Да, да, стало быть, все кончено… все! Фру Адельгейд думает и кивает головой. Вдруг она говорит:

– Немолоды? Вы первый, от кого слышу это. За все время моего зимнего путешествия я слышала только противоположное. Но, пожалуйста, не стесняйтесь, когда вам хочется сказать грубость.

Поручик встал.

– Знаете, что со мной случилось? – спросила она, все так же возбужденно.– Когда мы шли, однажды, с сыном, нас приняли за брата и сестру.

В него как бы вселился дьявол, и он ответил колко:

– Вот как! Виллац так вырос? И так возмужал! После этого поручик ушел к себе.
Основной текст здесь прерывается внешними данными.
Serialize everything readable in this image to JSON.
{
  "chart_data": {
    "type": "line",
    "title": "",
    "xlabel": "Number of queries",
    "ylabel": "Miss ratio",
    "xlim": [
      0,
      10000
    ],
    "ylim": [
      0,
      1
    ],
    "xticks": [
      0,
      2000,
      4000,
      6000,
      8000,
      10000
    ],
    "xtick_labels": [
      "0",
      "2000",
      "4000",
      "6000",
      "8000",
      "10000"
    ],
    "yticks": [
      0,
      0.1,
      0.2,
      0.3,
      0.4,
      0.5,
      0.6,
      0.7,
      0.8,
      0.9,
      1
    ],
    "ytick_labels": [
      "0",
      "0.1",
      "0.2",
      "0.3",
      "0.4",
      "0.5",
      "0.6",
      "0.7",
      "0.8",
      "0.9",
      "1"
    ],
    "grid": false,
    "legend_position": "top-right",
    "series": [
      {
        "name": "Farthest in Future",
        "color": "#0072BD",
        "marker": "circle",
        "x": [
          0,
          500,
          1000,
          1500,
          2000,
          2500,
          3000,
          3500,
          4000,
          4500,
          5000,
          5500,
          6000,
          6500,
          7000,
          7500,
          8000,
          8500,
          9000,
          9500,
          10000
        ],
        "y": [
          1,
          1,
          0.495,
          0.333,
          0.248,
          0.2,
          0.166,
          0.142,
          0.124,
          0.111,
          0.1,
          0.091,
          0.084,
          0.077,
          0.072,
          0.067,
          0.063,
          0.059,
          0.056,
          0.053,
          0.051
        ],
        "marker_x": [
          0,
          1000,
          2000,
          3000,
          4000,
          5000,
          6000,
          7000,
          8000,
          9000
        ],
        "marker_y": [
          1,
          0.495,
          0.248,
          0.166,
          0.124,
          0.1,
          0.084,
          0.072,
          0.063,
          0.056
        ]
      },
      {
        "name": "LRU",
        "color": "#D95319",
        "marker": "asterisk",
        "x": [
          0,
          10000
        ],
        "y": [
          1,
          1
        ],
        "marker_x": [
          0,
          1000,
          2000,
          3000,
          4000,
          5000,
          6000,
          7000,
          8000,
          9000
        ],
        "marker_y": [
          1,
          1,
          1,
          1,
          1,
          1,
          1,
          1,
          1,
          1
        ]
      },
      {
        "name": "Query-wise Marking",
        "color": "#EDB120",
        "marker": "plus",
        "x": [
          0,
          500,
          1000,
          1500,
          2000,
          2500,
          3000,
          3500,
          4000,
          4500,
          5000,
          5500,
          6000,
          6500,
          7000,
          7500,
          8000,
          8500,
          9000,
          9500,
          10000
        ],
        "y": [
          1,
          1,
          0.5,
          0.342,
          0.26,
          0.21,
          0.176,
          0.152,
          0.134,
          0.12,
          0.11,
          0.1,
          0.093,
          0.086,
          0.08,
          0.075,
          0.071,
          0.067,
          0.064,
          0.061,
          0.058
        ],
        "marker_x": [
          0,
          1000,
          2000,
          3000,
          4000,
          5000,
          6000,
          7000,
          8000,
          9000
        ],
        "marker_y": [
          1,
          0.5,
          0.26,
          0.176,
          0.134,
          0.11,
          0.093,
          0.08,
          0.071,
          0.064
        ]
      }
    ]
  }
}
Эта сцена осталась последней, как была первой. В течение многих лет у поручика происходили частые серьезные столкновения с женой, но его упорство всегда побеждало: он никогда не сдавался. А между тем его неподатливость не доставляла ему удовольствия, ему она стоила многих усилий над собой: эта упрямая, капризная фру Адельгейд из Ганновера овладела всеми его чувствами и всем существом. Почему бы иначе он подкрадывался к ее двери в течение многих лет? И какого дьявола он обрекал себя на воздержание ради нее и не знал ни одной женщины во всей окрестности? Сколько раз он был готов положить конец своим мучениям, схватив жену и, крепко держа в своих железных объятиях, отнести ее к ней в комнату… Не раз он представлял себе это так ясно, что, казалось, слышал собственные грубые слова: «Я проучу вас, моя милая… научу капризничать!» Он сидел на диване и так живо переживал все, что, доходя до этой точки, весь съеживался будто собираясь прыгнуть на жену… Но тут же он приходил в себя. Правда, тяжело ему бывало, но он переломил себя. Должен же человек иметь силу, чтобы стать выше своей доли. Он думал о последствиях первого насилия со своей стороны, оно, без сомнения, повлекло бы повторения, потому что фру Адельгейд не сдалась бы. Таким образом, он сделал бы из ее жизни одно только мучение. Был другой путь, менее грубый, превратить супружество в игру фантазии.

Поручик держал себя, как и подобало ему с сознанием собственного превосходства. Сила была на его стороне, и он мог показать это, но не делал.

Изумительный человек! Для него имело громадное значение, что его ничто не принуждало к такому самообладанию. Иначе он бы реагировал – и как еще. Он сам постановил, до какой степени должно дойти его превосходство: границы эти были широки, жена могла быть спокойна. Это было как бы в духе гуманистов.